I had  some problem getting the leaves to really lay flat but Kristina solved that problem by using some newsprint to really presss her leaves down flat.

Here is the plate after she pulled the leaves off

Beautiful. She will go back in when the slip is leather hard and clean up any places the slip snuck under the leaves.

Jennifer put some on the outside of her mugs which also turned out great. It’s important to think about how the leaves will fill the space. I think all these examples (except mine) are excellent.


Another thing you can do with two or more colors of slip is to marbelize- like the fancy paper you often see. I think for this you need a fairly flat, contained surface. I had a small stoneware plate  which I poured some blue slip into and then dotted and trailed green on top of that in a fairly random pattern. then I dragged a very pointy brush (you could use a feather or pointy stick too) through the dots.  I was inspired by plant forms.

When I trim the plate, I’ll go in and clean up the edge of the inside too.

The one thing to be careful of when marbelizing is that it adds a LOT of moisture to your pot. Make sure your form is supported or dry enough to absorb that moisture and keep its shape.

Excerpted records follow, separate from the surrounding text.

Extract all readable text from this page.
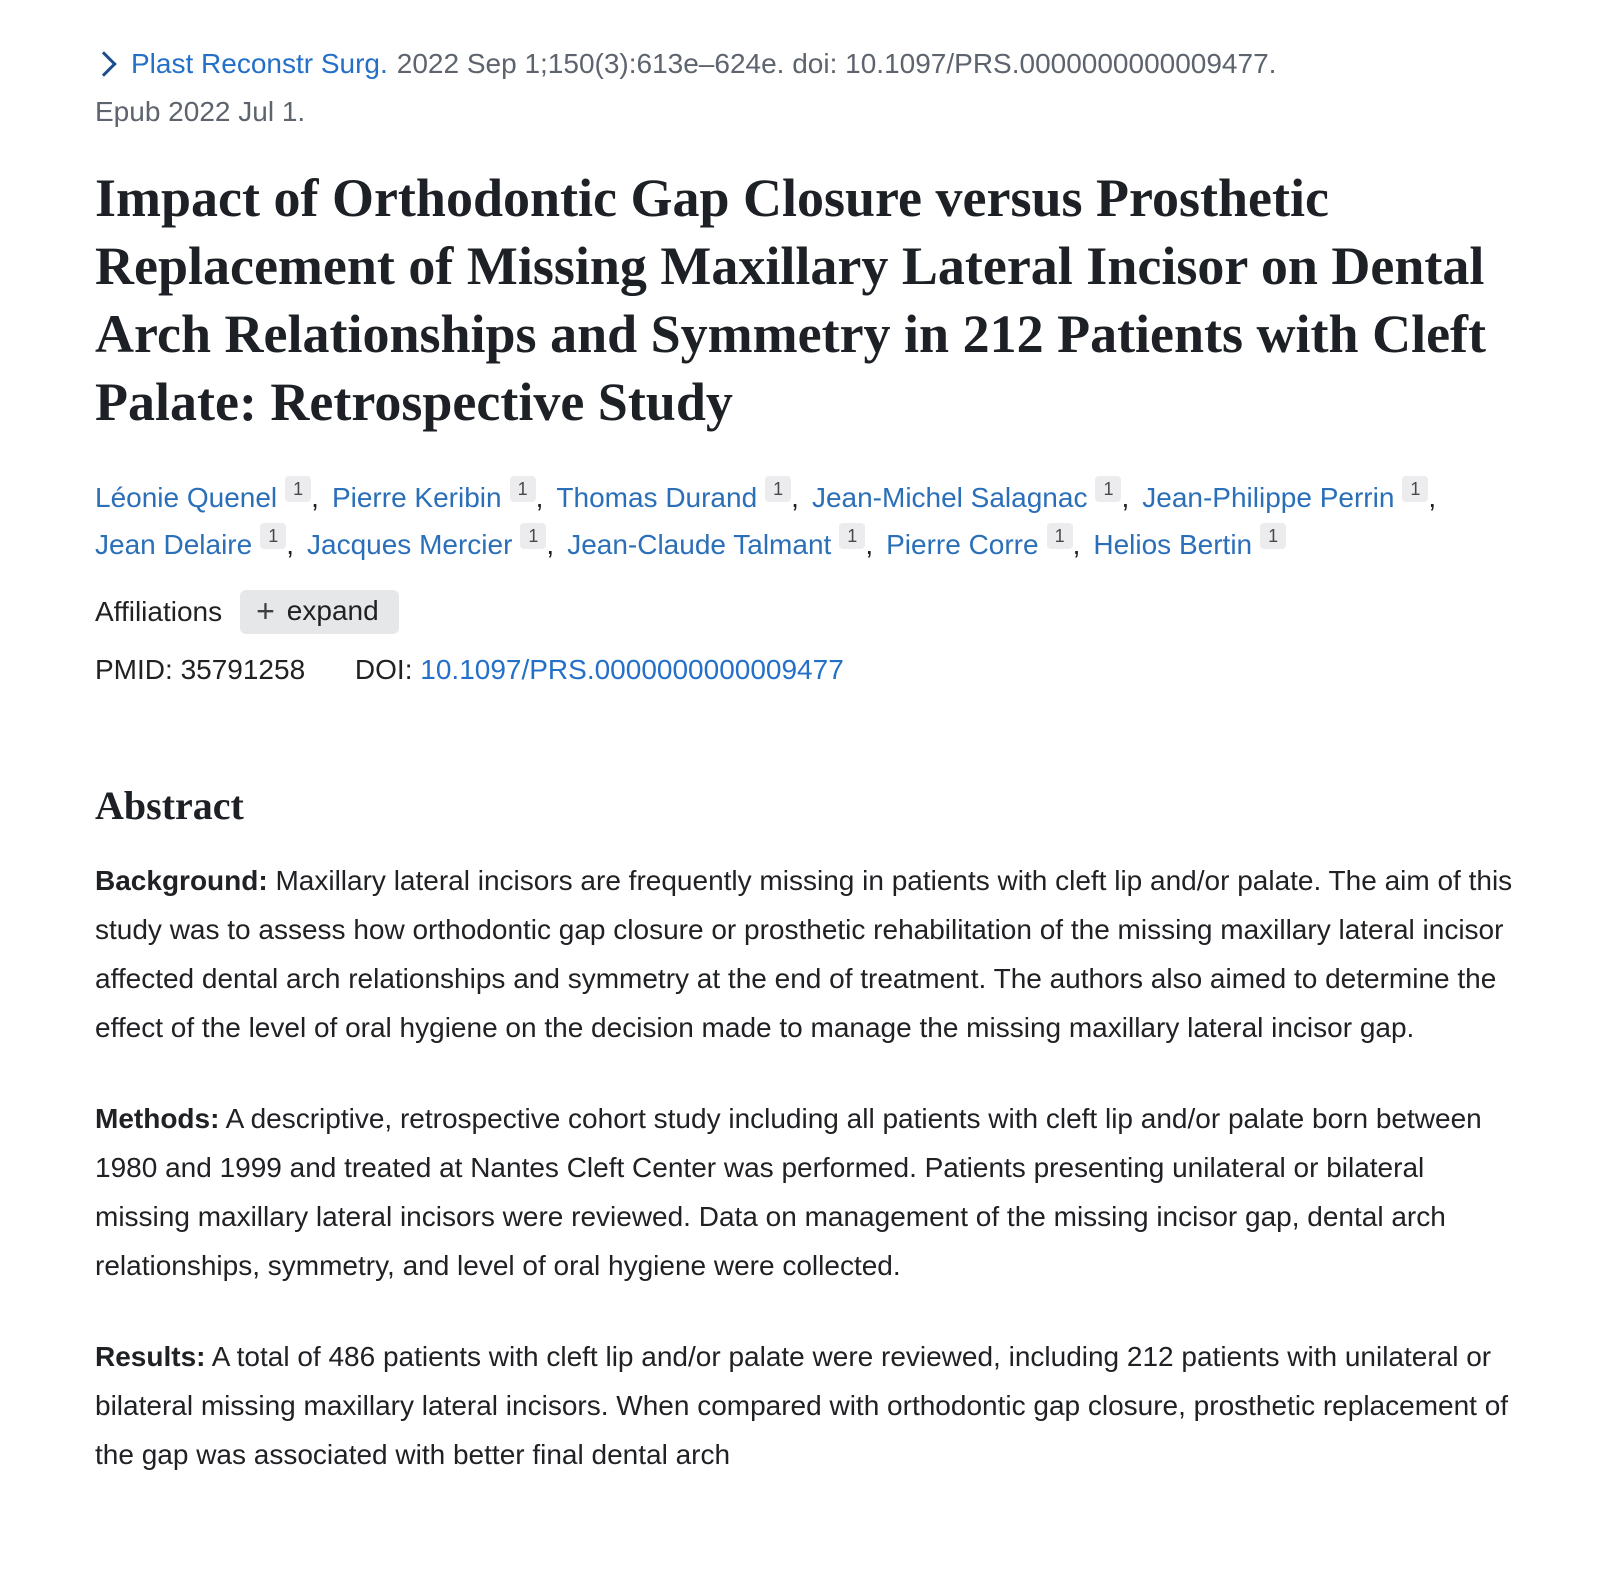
Plast Reconstr Surg. 2022 Sep 1;150(3):613e–624e. doi: 10.1097/PRS.0000000000009477.
Epub 2022 Jul 1.
Impact of Orthodontic Gap Closure versus Prosthetic Replacement of Missing Maxillary Lateral Incisor on Dental Arch Relationships and Symmetry in 212 Patients with Cleft Palate: Retrospective Study
Léonie Quenel 1 , Pierre Keribin 1 , Thomas Durand 1 , Jean-Michel Salagnac 1 , Jean-Philippe Perrin 1 ,Jean Delaire 1 , Jacques Mercier 1 , Jean-Claude Talmant 1 , Pierre Corre 1 , Helios Bertin 1
Affiliations + expand
PMID: 35791258 DOI: 10.1097/PRS.0000000000009477
Abstract

Background: Maxillary lateral incisors are frequently missing in patients with cleft lip and/or palate. The aim of this study was to assess how orthodontic gap closure or prosthetic rehabilitation of the missing maxillary lateral incisor affected dental arch relationships and symmetry at the end of treatment. The authors also aimed to determine the effect of the level of oral hygiene on the decision made to manage the missing maxillary lateral incisor gap.

Methods: A descriptive, retrospective cohort study including all patients with cleft lip and/or palate born between 1980 and 1999 and treated at Nantes Cleft Center was performed. Patients presenting unilateral or bilateral missing maxillary lateral incisors were reviewed. Data on management of the missing incisor gap, dental arch relationships, symmetry, and level of oral hygiene were collected.

Results: A total of 486 patients with cleft lip and/or palate were reviewed, including 212 patients with unilateral or bilateral missing maxillary lateral incisors. When compared with orthodontic gap closure, prosthetic replacement of the gap was associated with better final dental arch
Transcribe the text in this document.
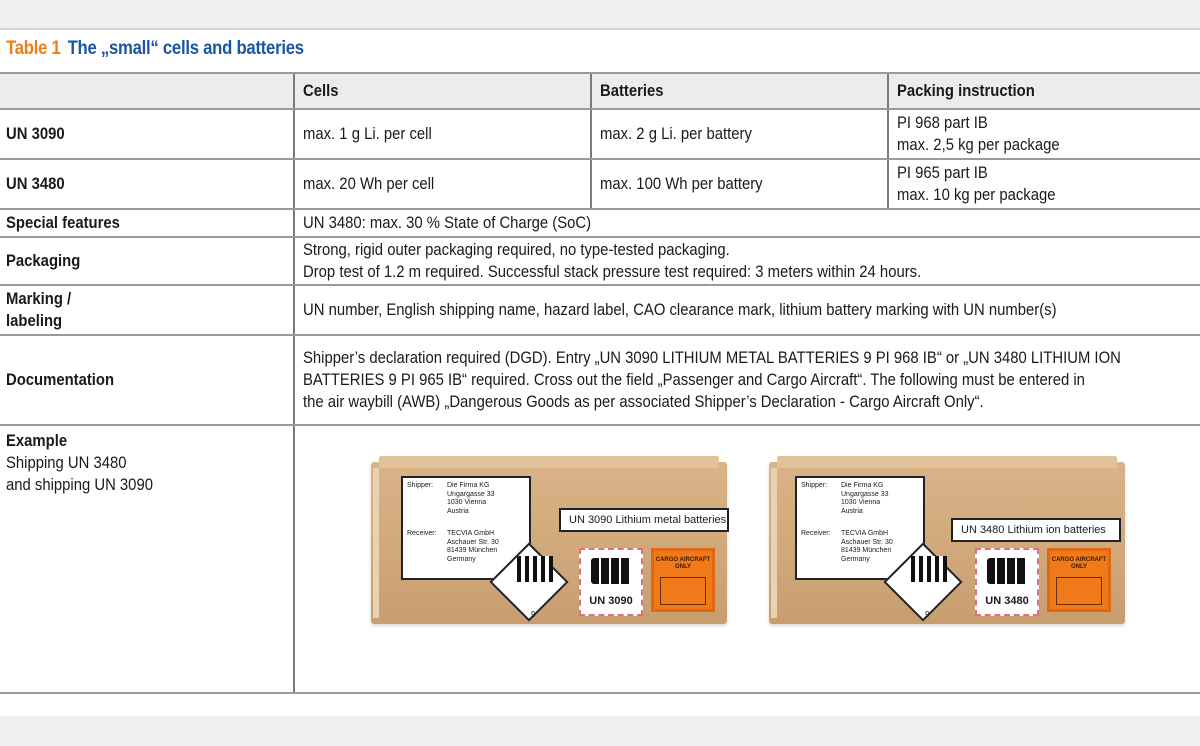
Table 1 The „small“ cells and batteries
	Cells	Batteries	Packing instruction
UN 3090	max. 1 g Li. per cell	max. 2 g Li. per battery	PI 968 part IB
max. 2,5 kg per package

UN 3480	max. 20 Wh per cell	max. 100 Wh per battery	PI 965 part IB
max. 10 kg per package

Special features	UN 3480: max. 30 % State of Charge (SoC)		
Packaging	Strong, rigid outer packaging required, no type-tested packaging.
Drop test of 1.2 m required. Successful stack pressure test required: 3 meters within 24 hours.		

Marking /
labeling	UN number, English shipping name, hazard label, CAO clearance mark, lithium battery marking with UN number(s)		
Documentation	Shipper’s declaration required (DGD). Entry „UN 3090 LITHIUM METAL BATTERIES 9 PI 968 IB“ or „UN 3480 LITHIUM ION
BATTERIES 9 PI 965 IB“ required. Cross out the field „Passenger and Cargo Aircraft“. The following must be entered in
the air waybill (AWB) „Dangerous Goods as per associated Shipper’s Declaration - Cargo Aircraft Only“.		

Example
Shipping UN 3480
and shipping UN 3090	Shipper:	Die Firma KG
Ungargasse 33
1030 Vienna
Austria
Receiver:	TECVIA GmbH
Aschauer Str. 30
81439 München
Germany
UN 3090 Lithium metal batteries
9
UN 3090
CARGO AIRCRAFT ONLY
Shipper:	Die Firma KG
Ungargasse 33
1030 Vienna
Austria
Receiver:	TECVIA GmbH
Aschauer Str. 30
81439 München
Germany
UN 3480 Lithium ion batteries
9
UN 3480
CARGO AIRCRAFT ONLY
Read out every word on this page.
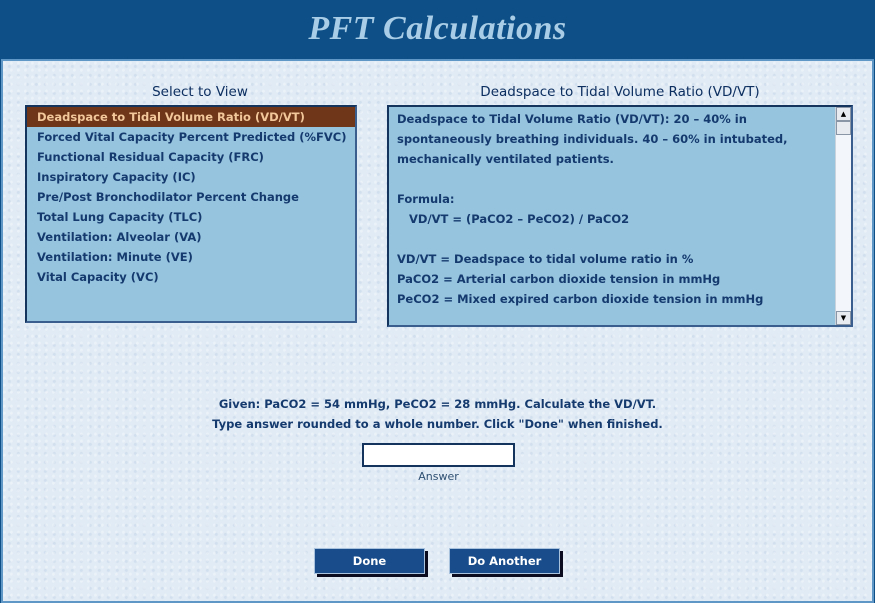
PFT Calculations
Select to View	Deadspace to Tidal Volume Ratio (VD/VT)
Deadspace to Tidal Volume Ratio (VD/VT)
Forced Vital Capacity Percent Predicted (%FVC)
Functional Residual Capacity (FRC)
Inspiratory Capacity (IC)
Pre/Post Bronchodilator Percent Change
Total Lung Capacity (TLC)
Ventilation: Alveolar (VA)
Ventilation: Minute (VE)
Vital Capacity (VC)
Deadspace to Tidal Volume Ratio (VD/VT): 20 – 40% in
spontaneously breathing individuals. 40 – 60% in intubated,
mechanically ventilated patients.
Formula:
VD/VT = (PaCO2 – PeCO2) / PaCO2
VD/VT = Deadspace to tidal volume ratio in %
PaCO2 = Arterial carbon dioxide tension in mmHg
PeCO2 = Mixed expired carbon dioxide tension in mmHg
▲
▼
Given: PaCO2 = 54 mmHg, PeCO2 = 28 mmHg. Calculate the VD/VT.
Type answer rounded to a whole number. Click "Done" when finished.
Answer
Done	Do Another
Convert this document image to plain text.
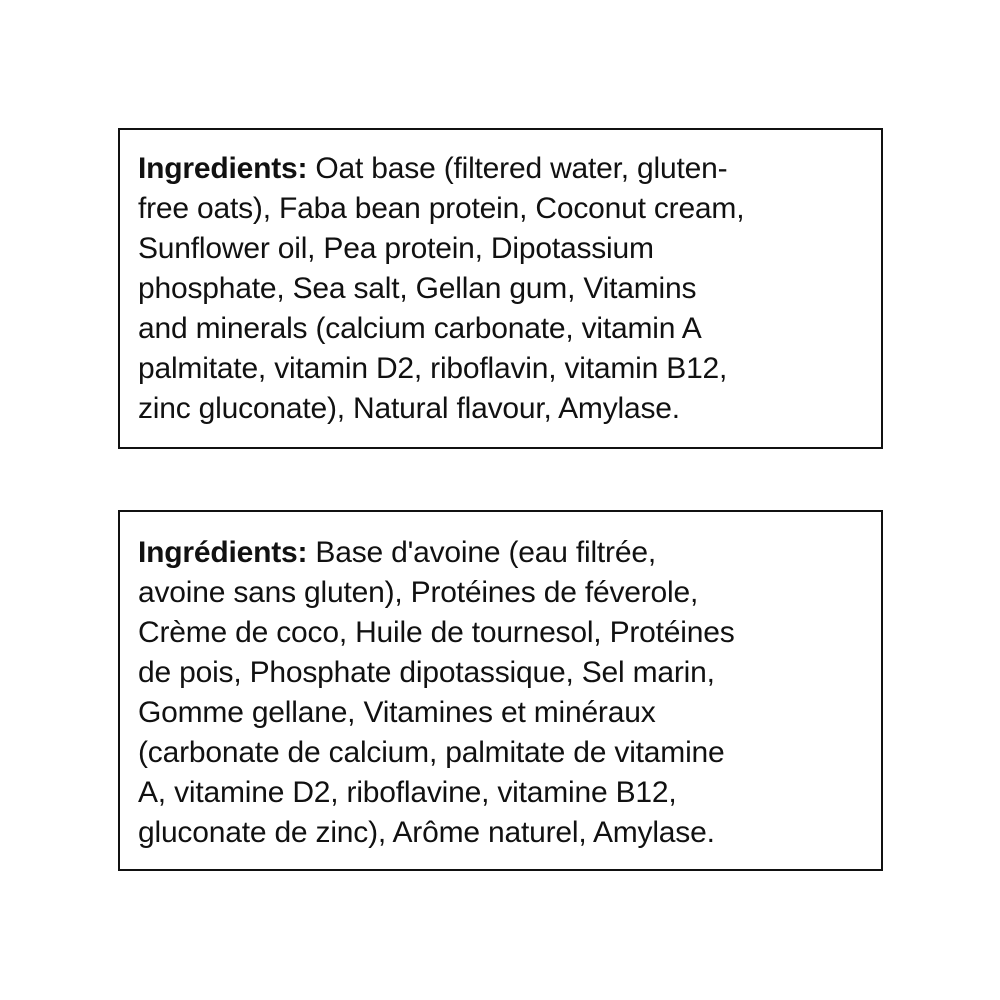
Ingredients: Oat base (filtered water, gluten-
free oats), Faba bean protein, Coconut cream,
Sunflower oil, Pea protein, Dipotassium
phosphate, Sea salt, Gellan gum, Vitamins
and minerals (calcium carbonate, vitamin A
palmitate, vitamin D2, riboflavin, vitamin B12,
zinc gluconate), Natural flavour, Amylase.

Ingrédients: Base d'avoine (eau filtrée,
avoine sans gluten), Protéines de féverole,
Crème de coco, Huile de tournesol, Protéines
de pois, Phosphate dipotassique, Sel marin,
Gomme gellane, Vitamines et minéraux
(carbonate de calcium, palmitate de vitamine
A, vitamine D2, riboflavine, vitamine B12,
gluconate de zinc), Arôme naturel, Amylase.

Then I did my surprise demo. This was “etched” clay. Really, I would only recommend this technique for porcelain as you will soon see why. I threw a tumbler and set it to dry. When it was hard leather dry, I painted a pattern on it in wax. After the wax was completely dry (and you can do this technique with varnish was well)  I began wiping at the surface with a wet sponge. The wax protects the surface beneath it but the surrounding surface is removed. If this was stoneware, it would just be horribly gritty.

After a few wipes, I decided to scratch into my wax a little to get a more detailed resist area. 

This will look great with a breaking glaze like Shino, Celadon or even Josh Green.

Kelly took this idea and ran with it – here is her process: and she got the brilliant idea of inlaying black slip into the wiped away areas. She painted it on and the wax resisted it over the raised areas. She sponged away all non-adhering slip and here is the resultDoesn’t that look cool?

Another variation on this idea is to paint your entire surface with slip, then a pattern over it in wax and then when you wipe away, you leave the color where the wax protects it and the color is removed everywhere else. Kristina suggested this and I can’t wait to try it!